Les nouvelles initiatives de Washington, d’autre part, ont été limitées par un nouveau paysage géopolitique où le Laos et le Cambodge sont beaucoup plus proches de la Chine que les États-Unis, et la Birmanie post-coup d’État glisse à nouveau dans l’orbite de la Chine.

Alors que les États-Unis et d’autres pays occidentaux ont condamné la répression politique non seulement au Myanmar mais aussi au Cambodge et dans une moindre mesure même au Vietnam, la Chine n’a aucun scrupule à la lumière de son propre bilan en matière de droits humains.

Ensuite, le secrétaire d’État américain Mike Pompeo a accusé les entreprises chinoises de « pratiques d’exploitation » dans le fleuve Mékong, pour lesquelles il a blâmé la China Communications Construction Company comme un grand contrevenant. Il a également déclaré que le Parti communiste chinois était responsable de l’augmentation du trafic d’êtres humains, d’espèces sauvages et de drogue dans la région.

L’administration de Joe Biden met également l’accent sur le partenariat Mékong-États-Unis, vu lors des visites du vice-président américain Kamala Harris à Singapour et au Vietnam au début du mois.
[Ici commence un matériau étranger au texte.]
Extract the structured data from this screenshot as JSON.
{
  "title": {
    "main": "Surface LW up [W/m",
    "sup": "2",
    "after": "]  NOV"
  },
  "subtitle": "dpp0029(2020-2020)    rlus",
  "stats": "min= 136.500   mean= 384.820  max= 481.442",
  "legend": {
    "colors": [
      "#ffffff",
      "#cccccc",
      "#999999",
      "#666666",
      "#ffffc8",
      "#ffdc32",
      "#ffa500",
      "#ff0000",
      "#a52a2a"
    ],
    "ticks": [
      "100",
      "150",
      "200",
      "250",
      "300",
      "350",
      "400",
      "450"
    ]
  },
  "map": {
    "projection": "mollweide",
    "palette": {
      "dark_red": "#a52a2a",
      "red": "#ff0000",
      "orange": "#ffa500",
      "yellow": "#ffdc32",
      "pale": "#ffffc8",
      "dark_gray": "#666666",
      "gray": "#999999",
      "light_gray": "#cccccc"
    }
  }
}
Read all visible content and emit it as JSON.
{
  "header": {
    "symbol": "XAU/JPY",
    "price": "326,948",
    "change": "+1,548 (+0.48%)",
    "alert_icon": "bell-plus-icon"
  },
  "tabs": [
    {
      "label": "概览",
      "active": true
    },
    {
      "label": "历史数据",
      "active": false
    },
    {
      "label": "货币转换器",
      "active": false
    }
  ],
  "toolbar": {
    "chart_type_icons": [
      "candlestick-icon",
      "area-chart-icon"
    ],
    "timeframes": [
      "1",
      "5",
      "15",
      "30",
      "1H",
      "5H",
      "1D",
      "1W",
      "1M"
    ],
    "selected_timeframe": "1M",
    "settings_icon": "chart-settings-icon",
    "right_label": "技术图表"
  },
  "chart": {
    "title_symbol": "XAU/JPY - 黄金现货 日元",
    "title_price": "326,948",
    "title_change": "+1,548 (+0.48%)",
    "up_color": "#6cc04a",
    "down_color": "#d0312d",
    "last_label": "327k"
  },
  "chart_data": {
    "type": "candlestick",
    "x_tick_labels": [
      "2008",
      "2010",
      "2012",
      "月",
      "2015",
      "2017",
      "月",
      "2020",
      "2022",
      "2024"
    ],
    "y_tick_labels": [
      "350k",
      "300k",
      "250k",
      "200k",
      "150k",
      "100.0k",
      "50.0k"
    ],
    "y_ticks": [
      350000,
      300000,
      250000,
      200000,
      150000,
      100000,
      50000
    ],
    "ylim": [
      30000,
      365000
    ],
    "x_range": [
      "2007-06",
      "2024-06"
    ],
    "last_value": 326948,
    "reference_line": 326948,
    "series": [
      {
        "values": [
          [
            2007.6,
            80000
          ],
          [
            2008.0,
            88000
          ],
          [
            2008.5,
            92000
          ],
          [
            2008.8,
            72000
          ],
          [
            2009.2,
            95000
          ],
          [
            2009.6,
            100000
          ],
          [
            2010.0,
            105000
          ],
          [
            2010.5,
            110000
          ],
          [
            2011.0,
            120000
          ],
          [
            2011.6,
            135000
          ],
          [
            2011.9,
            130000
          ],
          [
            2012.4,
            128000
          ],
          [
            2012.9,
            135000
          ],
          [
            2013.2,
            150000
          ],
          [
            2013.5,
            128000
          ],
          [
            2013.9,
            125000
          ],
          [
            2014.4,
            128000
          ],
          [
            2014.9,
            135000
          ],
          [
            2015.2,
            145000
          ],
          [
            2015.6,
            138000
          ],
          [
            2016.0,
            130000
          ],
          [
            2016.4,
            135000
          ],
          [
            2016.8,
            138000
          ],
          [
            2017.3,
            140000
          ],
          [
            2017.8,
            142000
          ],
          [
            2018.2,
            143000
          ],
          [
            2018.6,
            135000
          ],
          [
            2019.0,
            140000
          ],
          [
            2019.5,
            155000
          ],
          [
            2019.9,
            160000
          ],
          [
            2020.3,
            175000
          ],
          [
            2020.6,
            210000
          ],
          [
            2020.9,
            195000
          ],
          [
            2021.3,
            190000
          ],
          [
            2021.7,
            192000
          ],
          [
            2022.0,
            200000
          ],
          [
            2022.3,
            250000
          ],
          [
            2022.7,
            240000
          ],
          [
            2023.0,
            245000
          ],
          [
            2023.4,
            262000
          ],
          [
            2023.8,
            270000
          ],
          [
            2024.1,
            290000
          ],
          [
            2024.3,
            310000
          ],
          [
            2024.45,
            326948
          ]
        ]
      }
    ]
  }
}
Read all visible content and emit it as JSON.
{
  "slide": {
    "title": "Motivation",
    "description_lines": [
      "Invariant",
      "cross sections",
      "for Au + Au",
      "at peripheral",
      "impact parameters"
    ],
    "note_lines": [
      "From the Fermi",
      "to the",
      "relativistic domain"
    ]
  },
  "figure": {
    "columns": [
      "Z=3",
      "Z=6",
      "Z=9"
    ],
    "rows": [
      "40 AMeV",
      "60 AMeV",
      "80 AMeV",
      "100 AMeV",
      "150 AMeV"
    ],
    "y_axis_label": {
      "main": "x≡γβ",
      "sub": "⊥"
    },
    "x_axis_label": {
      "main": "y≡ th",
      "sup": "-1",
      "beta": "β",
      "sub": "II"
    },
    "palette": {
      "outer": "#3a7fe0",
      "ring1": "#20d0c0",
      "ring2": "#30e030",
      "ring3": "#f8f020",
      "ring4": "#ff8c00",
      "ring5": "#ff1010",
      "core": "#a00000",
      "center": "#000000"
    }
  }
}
Des cargos chinois naviguent sur le Mékong près du Triangle d’Or à la frontière entre le Myanmar, le Laos et la Thaïlande en mars 2016. Photo : AFP

Pendant son séjour à Singapour, Harris a déclaré que « nos partenariats à Singapour, en Asie du Sud-Est et dans l’ensemble de l’Indo-Pacifique sont une priorité absolue pour les États-Unis ». Elle s’est également prononcée contre les revendications excessives de la Chine en mer de Chine méridionale, un message qu’elle a répété lors de son voyage ultérieur au Vietnam.

Mais les chances sont sans doute contre Washington sur le Mékong. La Chine avance plus vite et avec plus de détermination que les États-Unis pour affirmer son influence sur les nations du Mékong.

Parce que la Chine est située en amont du fleuve et a montré sa capacité à l’éteindre à volonté, les initiatives du MRC, du partenariat Mékong-États-Unis et du Japon semblent destinées à devenir des accessoires dans une autre compétition croissante pour l’influence régionale.